ISLAMABAD — After failing to control population surge over the last three years, the federal government has inducted Chief of Defence Forces and Chief of Army Staff Field Marshal Syed Asim Munir into a newly formed apex committee to drive national population management.
The strategic move was disclosed on Thursday by Federal Health Minister Syed Mustafa Kamal during a high-profile joint huddle of the Senate Standing Committee on National Health Services and the Senate Functional Committee on Human Rights. Jointly chaired by Senators Amir Waliuddin Chishti and Samina Mumtaz Zehri, the lawmakers met to address the critical resource strain facing the country, which is currently the fifth most populous nation and projected to surpass Indonesia by 2030.
Prime Minister Muhammad Shehbaz Sharif chairs a meeting on population welfare in Islamabad, #Pakistan
Field Marshal Syed Asim Munir, NI (M), HJ, #COAS & CDF, and Lieutenant General Muhammad Asim Malik, Pakistan’s National Security Advisor (NSA) and DG ISI attend the important… pic.twitter.com/vqhxtORX8y
— Pakistan Armed Forces News 🇵🇰 (@PakistanFauj) June 30, 2026
Key Committee Framework
- Apex Membership: Formed by Prime Minister Shehbaz Sharif, the high-level committee comprises Field Marshal Asim Munir, alongside the federal ministers for finance and planning.
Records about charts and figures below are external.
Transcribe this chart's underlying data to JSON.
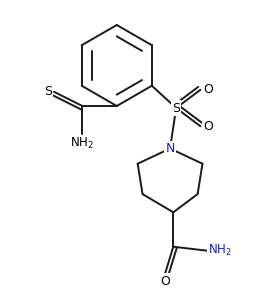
{
  "background": "#ffffff",
  "lw": 1.4,
  "bc": "#1a1a1a",
  "tc": "#000000",
  "Nc": "#1a1acc",
  "figsize": [
    2.7,
    2.89
  ],
  "dpi": 100,
  "xlim": [
    0.0,
    6.5
  ],
  "ylim": [
    0.0,
    7.0
  ]
}
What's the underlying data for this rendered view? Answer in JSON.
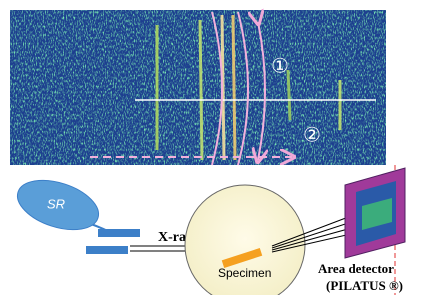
{
  "labels": {
    "circle_1": "①",
    "circle_2": "②",
    "source": "SR",
    "beam": "X-ray",
    "specimen": "Specimen",
    "detector": "Area detector",
    "detector_model": "(PILATUS ®)"
  }
}
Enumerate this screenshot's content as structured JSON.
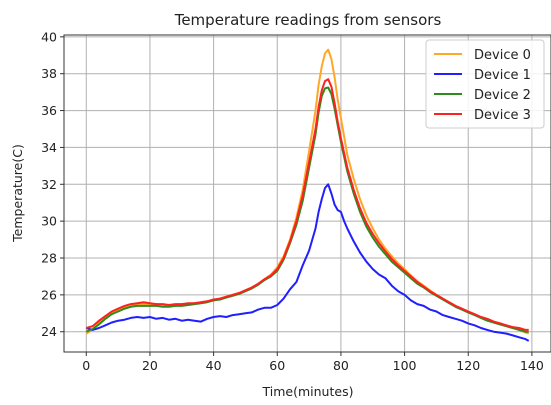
{
  "chart_data": {
    "type": "line",
    "title": "Temperature readings from sensors",
    "xlabel": "Time(minutes)",
    "ylabel": "Temperature(C)",
    "xlim": [
      -7,
      146
    ],
    "ylim": [
      22.9,
      40.1
    ],
    "xticks": [
      0,
      20,
      40,
      60,
      80,
      100,
      120,
      140
    ],
    "yticks": [
      24,
      26,
      28,
      30,
      32,
      34,
      36,
      38,
      40
    ],
    "grid": true,
    "legend_position": "top-right",
    "series": [
      {
        "name": "Device 0",
        "color": "#ffa726",
        "x": [
          0,
          2,
          4,
          6,
          8,
          10,
          12,
          14,
          16,
          18,
          20,
          22,
          24,
          26,
          28,
          30,
          32,
          34,
          36,
          38,
          40,
          42,
          44,
          46,
          48,
          50,
          52,
          54,
          56,
          58,
          60,
          62,
          64,
          66,
          68,
          70,
          72,
          73,
          74,
          75,
          76,
          77,
          78,
          79,
          80,
          81,
          82,
          84,
          86,
          88,
          90,
          92,
          94,
          96,
          98,
          100,
          102,
          104,
          106,
          108,
          110,
          112,
          114,
          116,
          118,
          120,
          122,
          124,
          126,
          128,
          130,
          132,
          134,
          136,
          138,
          139
        ],
        "y": [
          23.9,
          24.1,
          24.5,
          24.8,
          25.0,
          25.2,
          25.3,
          25.4,
          25.5,
          25.5,
          25.5,
          25.5,
          25.45,
          25.4,
          25.45,
          25.5,
          25.5,
          25.55,
          25.6,
          25.65,
          25.7,
          25.8,
          25.9,
          26.0,
          26.1,
          26.25,
          26.4,
          26.6,
          26.85,
          27.1,
          27.5,
          28.1,
          29.0,
          30.2,
          31.7,
          33.8,
          36.0,
          37.4,
          38.4,
          39.1,
          39.3,
          38.8,
          37.8,
          36.6,
          35.6,
          34.6,
          33.6,
          32.3,
          31.2,
          30.3,
          29.6,
          29.0,
          28.5,
          28.1,
          27.7,
          27.4,
          27.05,
          26.75,
          26.5,
          26.25,
          26.0,
          25.8,
          25.6,
          25.4,
          25.25,
          25.1,
          24.95,
          24.8,
          24.65,
          24.5,
          24.4,
          24.3,
          24.2,
          24.1,
          23.95,
          23.9
        ]
      },
      {
        "name": "Device 1",
        "color": "#1f1fff",
        "x": [
          0,
          2,
          4,
          6,
          8,
          10,
          12,
          14,
          16,
          18,
          20,
          22,
          24,
          26,
          28,
          30,
          32,
          34,
          36,
          38,
          40,
          42,
          44,
          46,
          48,
          50,
          52,
          54,
          56,
          58,
          60,
          62,
          64,
          66,
          68,
          70,
          72,
          73,
          74,
          75,
          76,
          77,
          78,
          79,
          80,
          81,
          82,
          84,
          86,
          88,
          90,
          92,
          94,
          96,
          98,
          100,
          102,
          104,
          106,
          108,
          110,
          112,
          114,
          116,
          118,
          120,
          122,
          124,
          126,
          128,
          130,
          132,
          134,
          136,
          138,
          139
        ],
        "y": [
          24.2,
          24.1,
          24.2,
          24.35,
          24.5,
          24.6,
          24.65,
          24.75,
          24.8,
          24.75,
          24.8,
          24.7,
          24.75,
          24.65,
          24.7,
          24.6,
          24.65,
          24.6,
          24.55,
          24.7,
          24.8,
          24.85,
          24.8,
          24.9,
          24.95,
          25.0,
          25.05,
          25.2,
          25.3,
          25.3,
          25.45,
          25.8,
          26.3,
          26.7,
          27.6,
          28.4,
          29.6,
          30.5,
          31.2,
          31.8,
          32.0,
          31.5,
          30.9,
          30.6,
          30.5,
          30.0,
          29.6,
          28.9,
          28.3,
          27.8,
          27.4,
          27.1,
          26.9,
          26.5,
          26.2,
          26.0,
          25.7,
          25.5,
          25.4,
          25.2,
          25.1,
          24.9,
          24.8,
          24.7,
          24.6,
          24.45,
          24.35,
          24.2,
          24.1,
          24.0,
          23.95,
          23.9,
          23.8,
          23.7,
          23.6,
          23.5
        ]
      },
      {
        "name": "Device 2",
        "color": "#2e8b1e",
        "x": [
          0,
          2,
          4,
          6,
          8,
          10,
          12,
          14,
          16,
          18,
          20,
          22,
          24,
          26,
          28,
          30,
          32,
          34,
          36,
          38,
          40,
          42,
          44,
          46,
          48,
          50,
          52,
          54,
          56,
          58,
          60,
          62,
          64,
          66,
          68,
          70,
          72,
          73,
          74,
          75,
          76,
          77,
          78,
          79,
          80,
          81,
          82,
          84,
          86,
          88,
          90,
          92,
          94,
          96,
          98,
          100,
          102,
          104,
          106,
          108,
          110,
          112,
          114,
          116,
          118,
          120,
          122,
          124,
          126,
          128,
          130,
          132,
          134,
          136,
          138,
          139
        ],
        "y": [
          24.0,
          24.15,
          24.4,
          24.7,
          24.95,
          25.1,
          25.25,
          25.35,
          25.4,
          25.4,
          25.4,
          25.4,
          25.35,
          25.35,
          25.4,
          25.4,
          25.45,
          25.5,
          25.55,
          25.6,
          25.7,
          25.75,
          25.85,
          25.95,
          26.05,
          26.2,
          26.35,
          26.55,
          26.8,
          27.0,
          27.3,
          27.9,
          28.8,
          29.8,
          31.1,
          32.9,
          34.7,
          35.9,
          36.8,
          37.2,
          37.25,
          36.9,
          36.1,
          35.2,
          34.3,
          33.5,
          32.7,
          31.5,
          30.5,
          29.7,
          29.1,
          28.6,
          28.2,
          27.8,
          27.5,
          27.2,
          26.9,
          26.6,
          26.4,
          26.15,
          25.95,
          25.75,
          25.55,
          25.35,
          25.2,
          25.05,
          24.9,
          24.75,
          24.6,
          24.5,
          24.4,
          24.3,
          24.2,
          24.1,
          24.0,
          24.0
        ]
      },
      {
        "name": "Device 3",
        "color": "#ff2020",
        "x": [
          0,
          2,
          4,
          6,
          8,
          10,
          12,
          14,
          16,
          18,
          20,
          22,
          24,
          26,
          28,
          30,
          32,
          34,
          36,
          38,
          40,
          42,
          44,
          46,
          48,
          50,
          52,
          54,
          56,
          58,
          60,
          62,
          64,
          66,
          68,
          70,
          72,
          73,
          74,
          75,
          76,
          77,
          78,
          79,
          80,
          81,
          82,
          84,
          86,
          88,
          90,
          92,
          94,
          96,
          98,
          100,
          102,
          104,
          106,
          108,
          110,
          112,
          114,
          116,
          118,
          120,
          122,
          124,
          126,
          128,
          130,
          132,
          134,
          136,
          138,
          139
        ],
        "y": [
          24.2,
          24.3,
          24.6,
          24.85,
          25.1,
          25.25,
          25.4,
          25.5,
          25.55,
          25.6,
          25.55,
          25.5,
          25.5,
          25.45,
          25.5,
          25.5,
          25.55,
          25.55,
          25.6,
          25.65,
          25.75,
          25.8,
          25.9,
          26.0,
          26.1,
          26.25,
          26.4,
          26.6,
          26.85,
          27.05,
          27.4,
          28.0,
          28.9,
          30.0,
          31.4,
          33.2,
          35.0,
          36.2,
          37.1,
          37.6,
          37.7,
          37.3,
          36.4,
          35.4,
          34.5,
          33.7,
          32.9,
          31.7,
          30.7,
          29.9,
          29.3,
          28.8,
          28.35,
          27.95,
          27.6,
          27.3,
          27.0,
          26.7,
          26.45,
          26.2,
          26.0,
          25.8,
          25.6,
          25.4,
          25.25,
          25.1,
          24.95,
          24.8,
          24.7,
          24.55,
          24.45,
          24.35,
          24.25,
          24.2,
          24.1,
          24.1
        ]
      }
    ]
  }
}
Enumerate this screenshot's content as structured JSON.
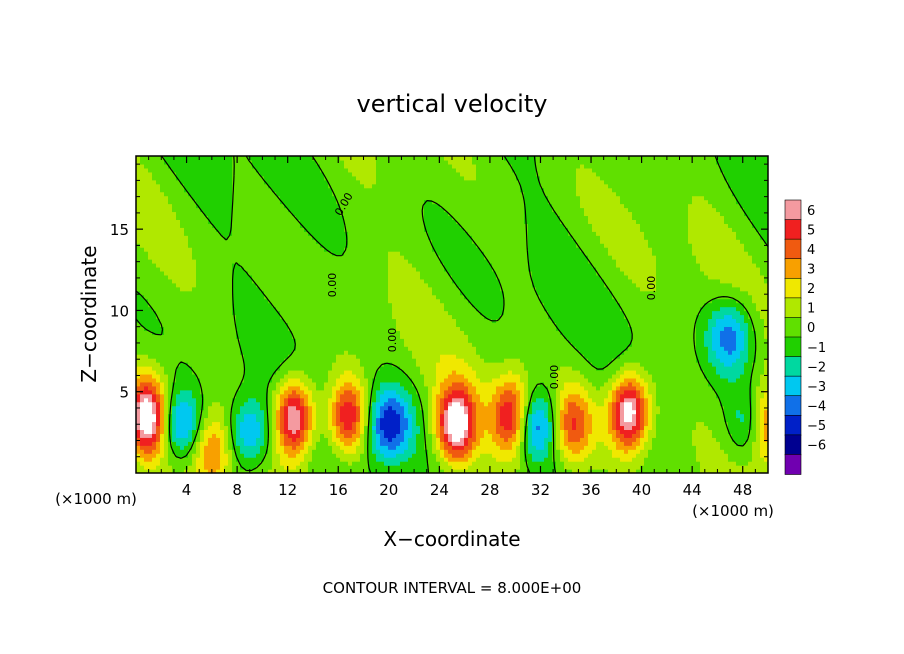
{
  "chart_data": {
    "type": "heatmap",
    "title": "vertical velocity",
    "xlabel": "X−coordinate",
    "ylabel": "Z−coordinate",
    "x_unit": "(×1000 m)",
    "x_unit_right": "(×1000 m)",
    "footer": "CONTOUR INTERVAL = 8.000E+00",
    "xlim": [
      0,
      50
    ],
    "ylim": [
      0,
      19.5
    ],
    "x_ticks": [
      4,
      8,
      12,
      16,
      20,
      24,
      28,
      32,
      36,
      40,
      44,
      48
    ],
    "y_ticks": [
      5,
      10,
      15
    ],
    "colorbar": {
      "levels": [
        6,
        5,
        4,
        3,
        2,
        1,
        0,
        -1,
        -2,
        -3,
        -4,
        -5,
        -6
      ],
      "colors": [
        "#f49aa0",
        "#f02020",
        "#f05a10",
        "#f8a000",
        "#f0e800",
        "#b0e800",
        "#60e000",
        "#20d000",
        "#00d8a0",
        "#00c8f0",
        "#1070e8",
        "#0020c8",
        "#000090",
        "#7000b0"
      ]
    },
    "contour_labels": [
      "0.00",
      "0.00",
      "0.00",
      "0.00",
      "0.00"
    ],
    "features": [
      {
        "kind": "updraft",
        "x": 12.5,
        "z": 3.5,
        "amp": 7.5
      },
      {
        "kind": "updraft",
        "x": 25.3,
        "z": 3.0,
        "amp": 7.5
      },
      {
        "kind": "updraft",
        "x": 39.0,
        "z": 3.8,
        "amp": 7.5
      },
      {
        "kind": "updraft",
        "x": 1.0,
        "z": 3.5,
        "amp": 7.0
      },
      {
        "kind": "updraft",
        "x": 49.8,
        "z": 3.0,
        "amp": 6.5
      },
      {
        "kind": "updraft",
        "x": 34.5,
        "z": 3.0,
        "amp": 4.5
      },
      {
        "kind": "updraft",
        "x": 6.0,
        "z": 1.5,
        "amp": 3.5
      },
      {
        "kind": "updraft",
        "x": 16.8,
        "z": 3.5,
        "amp": 6.0
      },
      {
        "kind": "updraft",
        "x": 29.8,
        "z": 3.5,
        "amp": 6.5
      },
      {
        "kind": "downdraft",
        "x": 3.5,
        "z": 3.0,
        "amp": -4.5
      },
      {
        "kind": "downdraft",
        "x": 9.0,
        "z": 2.5,
        "amp": -4.0
      },
      {
        "kind": "downdraft",
        "x": 20.0,
        "z": 3.0,
        "amp": -5.0
      },
      {
        "kind": "downdraft",
        "x": 31.5,
        "z": 3.0,
        "amp": -5.0
      },
      {
        "kind": "downdraft",
        "x": 47.0,
        "z": 8.5,
        "amp": -4.0
      },
      {
        "kind": "downdraft",
        "x": 49.0,
        "z": 3.0,
        "amp": -4.0
      }
    ]
  }
}
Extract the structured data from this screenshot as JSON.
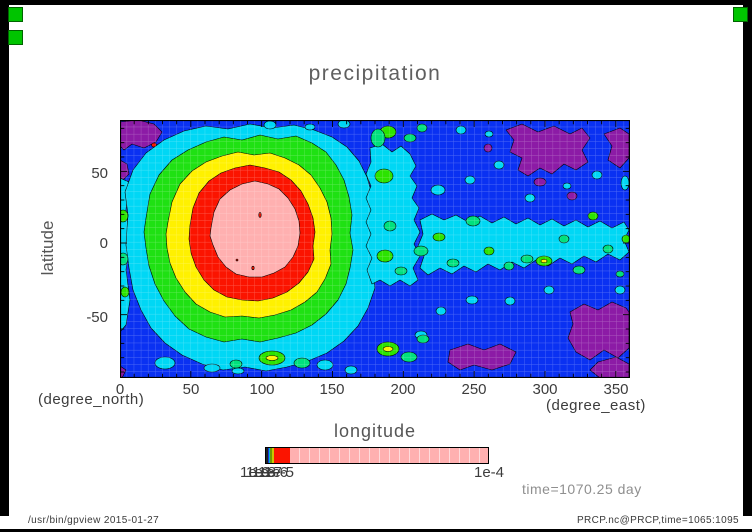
{
  "window": {
    "app": "gpview plot window",
    "marker_color": "#00c400",
    "status_left": "/usr/bin/gpview  2015-01-27",
    "status_right": "PRCP.nc@PRCP,time=1065:1095"
  },
  "chart": {
    "title": "precipitation",
    "xlabel": "longitude",
    "ylabel": "latitude",
    "unit_left": "(degree_north)",
    "unit_right": "(degree_east)",
    "x_ticks": [
      "0",
      "50",
      "100",
      "150",
      "200",
      "250",
      "300",
      "350"
    ],
    "y_ticks": [
      "50",
      "0",
      "-50"
    ],
    "time_label": "time=1070.25 day",
    "colorbar_left_labels": [
      "1e-9",
      "1e-8",
      "1e-7",
      "1e-6",
      "1e-5"
    ],
    "colorbar_right_label": "1e-4"
  },
  "chart_data": {
    "type": "heatmap",
    "subtype": "filled-contour-map",
    "title": "precipitation",
    "xlabel": "longitude",
    "x_unit": "degree_east",
    "ylabel": "latitude",
    "y_unit": "degree_north",
    "xlim": [
      0,
      360
    ],
    "ylim": [
      -90,
      90
    ],
    "x_ticks": [
      0,
      50,
      100,
      150,
      200,
      250,
      300,
      350
    ],
    "y_ticks": [
      -50,
      0,
      50
    ],
    "time_annotation": "time=1070.25 day",
    "colorbar": {
      "orientation": "horizontal",
      "scale": "log",
      "tick_labels": [
        "1e-9",
        "1e-8",
        "1e-7",
        "1e-6",
        "1e-5",
        "1e-4"
      ],
      "band_colors": [
        "#8c1ba6",
        "#0a31f2",
        "#00d7f5",
        "#00e07d",
        "#2ce300",
        "#fff100",
        "#fb1400",
        "#ffb0b0"
      ]
    },
    "features": [
      {
        "description": "broad precipitation maximum (pink core within red ring)",
        "lon_range": [
          20,
          160
        ],
        "lat_range": [
          -55,
          55
        ],
        "value": "approaching 1e-4"
      },
      {
        "description": "concentric contour rings around maximum",
        "lon_range": [
          0,
          180
        ],
        "lat_range": [
          -80,
          80
        ],
        "value": "1e-6 to 5e-5 (yellow, green, cyan bands)"
      },
      {
        "description": "patchy equatorial band of moderate precipitation",
        "lon_range": [
          180,
          360
        ],
        "lat_range": [
          -25,
          25
        ],
        "value": "1e-7 to 1e-5 (cyan and green blobs on blue)"
      },
      {
        "description": "dry zones at high latitudes of eastern hemisphere and corners",
        "lon_range": [
          190,
          360
        ],
        "lat_range": [
          -90,
          -50
        ],
        "value": "below 1e-9 (purple patches)"
      },
      {
        "description": "background",
        "lon_range": [
          0,
          360
        ],
        "lat_range": [
          -90,
          90
        ],
        "value": "1e-9 to 1e-8 (blue)"
      }
    ]
  }
}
- NFC Formula Overhaul: The health ministry proposed slicing the National Finance Commission (NFC) population-based fund allocation from 82% down to 50% to stop inadvertently rewarding provinces for higher birth rates.
- Supply Chain Interventions: The federal government announced complete tax exemptions on contraceptive products to bridge severe supply shortages, aiming to lower the annual birth pool by up to 1.5 million.
Constitutional Bottlenecks Over Devolution Slow Reforms
Despite the high-level urgency, the initiative faces severe structural friction. Law Ministry representatives explicitly briefed the Senate committee that following the 18th Constitutional Amendment, population welfare remains an exclusively devolved provincial subject. Because the federal parliament lacks the constitutional authority to mandate or enforce reproductive healthcare legislation on provincial governments, the committee directed the Law Ministry, parliamentary bodies, and religious scholars to construct a unified, consensus-based strategy.
Senate Demands Probe Into Balochistan Nursing Fund Fraud
In a separate development during the joint session, Senator Jan Mohammad raised serious allegations regarding a federal scholarship program meant for Balochistan. The lawmaker revealed that 47 nursing students from the province were brought to Islamabad under a World Bank-funded project worth Rs36 million, only to discover after two years that the nursing degree program did not exist and their diplomas were entirely unrecognized by the Pakistan Nursing Council. Minister Kamal labeled the oversight an injustice to Balochistan and vowed to completely resolve the academic discrepancy within one week.